He chuckles as his feet hurry to catch up with mine.
We walk along the boardwalk, laughter and the sound of silverware against ceramic flooding out of every open door and window. I breathe in deeply the unknown—the smell of salt water in the air mixed with smoked meats and strong perfume. Every place we pass looks exciting, but nothing tugs at my deepest desires until I see a chalkboard sign . . .
Karaoke.
I used to own a karaoke machine when I was a little girl. My sisters and I would choreograph dance routines and rotate who got to be the lead singer ofThe Summers Sisters. We laughed and dreamed about how we’d make it big one day, even though Emma had no rhythm and Sophie was always trying to be louder than all of us.
And then Barbies turned to boys, and the karaoke machine gathered dust in the back of my closet.
But I always wanted to be bold enough to sing karaoke outside the walls of my own room, and for years I’ve had a song picked out for just a moment like this.
“Here,” I say loudly, stopping at the sign in front of a bar where smoke curls out the windows and shouting can be heard over the music.
“Here?” Milo questions, his brows raised. “Are you sure?”
“Never been so sure in my life,” I say with a smile.
And when the guy with the clipboard taking names for karaoke writes mine down along with “Any Man of Mine” byShania Twain, my stomach flips so violently I’m not sure my knees or my throat will work when it’s my turn.
“You’ll be up next, after . . .” The guy tilts his head toward the stage, grinning.
I look up at the stage and there’s a woman, maybe in her fifties—hair done up like the ’80s with big bangs and wearing a neon-pink jumpsuit—belting out “Total Eclipse of the Heart” like she’s personally responsible for the sun not coming back.
She doesn’t miss a note.Not one. In fact, she adds notes.
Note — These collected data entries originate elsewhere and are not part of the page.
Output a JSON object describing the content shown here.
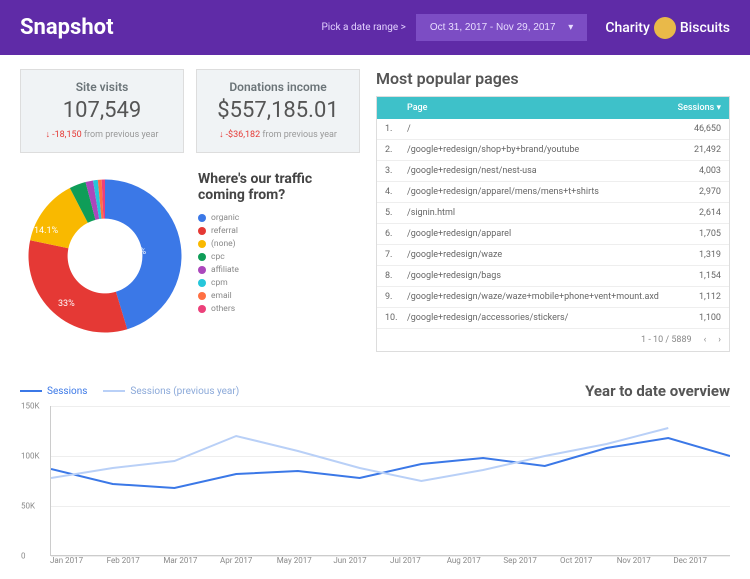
{
  "header": {
    "title": "Snapshot",
    "date_label": "Pick a date range >",
    "date_range": "Oct 31, 2017 - Nov 29, 2017",
    "brand_left": "Charity",
    "brand_right": "Biscuits"
  },
  "stats": {
    "visits": {
      "title": "Site visits",
      "value": "107,549",
      "delta": "-18,150",
      "suffix": "from previous year"
    },
    "donations": {
      "title": "Donations income",
      "value": "$557,185.01",
      "delta": "-$36,182",
      "suffix": "from previous year"
    }
  },
  "traffic": {
    "title": "Where's our traffic coming from?",
    "labels": {
      "organic": "45.3%",
      "referral": "33%",
      "none": "14.1%"
    },
    "legend": [
      {
        "name": "organic",
        "color": "#3b78e7"
      },
      {
        "name": "referral",
        "color": "#e53935"
      },
      {
        "name": "(none)",
        "color": "#f9b900"
      },
      {
        "name": "cpc",
        "color": "#0f9d58"
      },
      {
        "name": "affiliate",
        "color": "#ab47bc"
      },
      {
        "name": "cpm",
        "color": "#26c6da"
      },
      {
        "name": "email",
        "color": "#ff7043"
      },
      {
        "name": "others",
        "color": "#ec407a"
      }
    ]
  },
  "pages": {
    "title": "Most popular pages",
    "head_page": "Page",
    "head_sessions": "Sessions",
    "rows": [
      {
        "n": "1.",
        "page": "/",
        "sessions": "46,650"
      },
      {
        "n": "2.",
        "page": "/google+redesign/shop+by+brand/youtube",
        "sessions": "21,492"
      },
      {
        "n": "3.",
        "page": "/google+redesign/nest/nest-usa",
        "sessions": "4,003"
      },
      {
        "n": "4.",
        "page": "/google+redesign/apparel/mens/mens+t+shirts",
        "sessions": "2,970"
      },
      {
        "n": "5.",
        "page": "/signin.html",
        "sessions": "2,614"
      },
      {
        "n": "6.",
        "page": "/google+redesign/apparel",
        "sessions": "1,705"
      },
      {
        "n": "7.",
        "page": "/google+redesign/waze",
        "sessions": "1,319"
      },
      {
        "n": "8.",
        "page": "/google+redesign/bags",
        "sessions": "1,154"
      },
      {
        "n": "9.",
        "page": "/google+redesign/waze/waze+mobile+phone+vent+mount.axd",
        "sessions": "1,112"
      },
      {
        "n": "10.",
        "page": "/google+redesign/accessories/stickers/",
        "sessions": "1,100"
      }
    ],
    "footer": "1 - 10 / 5889"
  },
  "ytd": {
    "title": "Year to date overview",
    "legend_a": "Sessions",
    "legend_b": "Sessions (previous year)",
    "yticks": [
      "0",
      "50K",
      "100K",
      "150K"
    ],
    "xticks": [
      "Jan 2017",
      "Feb 2017",
      "Mar 2017",
      "Apr 2017",
      "May 2017",
      "Jun 2017",
      "Jul 2017",
      "Aug 2017",
      "Sep 2017",
      "Oct 2017",
      "Nov 2017",
      "Dec 2017"
    ]
  },
  "chart_data": [
    {
      "type": "pie",
      "title": "Where's our traffic coming from?",
      "series": [
        {
          "name": "organic",
          "value": 45.3,
          "color": "#3b78e7"
        },
        {
          "name": "referral",
          "value": 33.0,
          "color": "#e53935"
        },
        {
          "name": "(none)",
          "value": 14.1,
          "color": "#f9b900"
        },
        {
          "name": "cpc",
          "value": 3.5,
          "color": "#0f9d58"
        },
        {
          "name": "affiliate",
          "value": 1.6,
          "color": "#ab47bc"
        },
        {
          "name": "cpm",
          "value": 1.0,
          "color": "#26c6da"
        },
        {
          "name": "email",
          "value": 0.8,
          "color": "#ff7043"
        },
        {
          "name": "others",
          "value": 0.7,
          "color": "#ec407a"
        }
      ]
    },
    {
      "type": "line",
      "title": "Year to date overview",
      "xlabel": "",
      "ylabel": "",
      "ylim": [
        0,
        150000
      ],
      "categories": [
        "Jan 2017",
        "Feb 2017",
        "Mar 2017",
        "Apr 2017",
        "May 2017",
        "Jun 2017",
        "Jul 2017",
        "Aug 2017",
        "Sep 2017",
        "Oct 2017",
        "Nov 2017",
        "Dec 2017"
      ],
      "series": [
        {
          "name": "Sessions",
          "color": "#3b78e7",
          "values": [
            87000,
            72000,
            68000,
            82000,
            85000,
            78000,
            92000,
            98000,
            90000,
            108000,
            118000,
            100000
          ]
        },
        {
          "name": "Sessions (previous year)",
          "color": "#b9d0f7",
          "values": [
            78000,
            88000,
            95000,
            120000,
            105000,
            88000,
            75000,
            86000,
            100000,
            112000,
            128000,
            null
          ]
        }
      ]
    }
  ]
}
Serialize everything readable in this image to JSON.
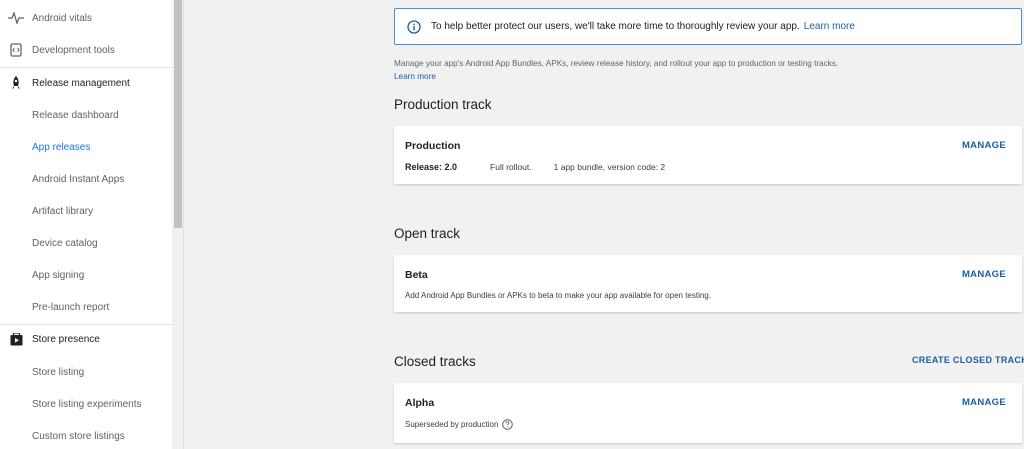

Notes I’m fairly certain don’t exist in the original recording.
The crowd eats it up—clapping, cheering, someone in the back howling like we’re at a full-blown concert instead of a bar that smells faintly like fried pickles, cigarette smoke, and regret.
The guy with the clipboard leans toward me. “Tough act to follow,” he mutters, not even trying to make it sound encouraging.
My stomach drops somewhere near my sandals.
“Great,” I whisper. “Love that for me.”
On stage, the woman hits the final note and holds it . . . holds it . . .holds it—until I’m completely convinced she might actually pass out.
The room erupts when she finishes.
The woman bows like she’s been waiting her whole life for this exact moment, and honestly . . . she might have been.
The clipboard guy claps twice, then looks at me. “You’re up, Sadie. Good luck.”
I freeze. My knees decide they no longer know how to bend.
Then I feel Milo’s hand on the small of my back before his lips graze my ear, a soft fluttering of butterflies replacing the somersaults, and in a teasing tone he says, “Sadie Summers, I bet you can’t get up on that stage.”
A small smile tugs at my lips. “What do I get if I win?”
“I’ll buy you ice cream. Lemon,” he says easily.
“And if I lose?” I let out a shaky breath, the nerves loosening in my chest.
His voice dips, just enough to warm my skin. “I’ll eat my mint chocolate chip in front of you while you regret everything.”
I turn slightly, catching the glint in his blue eyes. “You’re going to lose.”
“Yeah,” he murmurs. “Wouldn’t be the first time.”
I take one step at a time, my sandals feeling like stilts and my legs like sifting sand, but somehow, I make it to the microphone in the middle of the stage. There’s a small screen placed at the base of it, the words to the song I’ve known by heart since I was nine years old beginning to appear as the tune begins to blast through the speakers.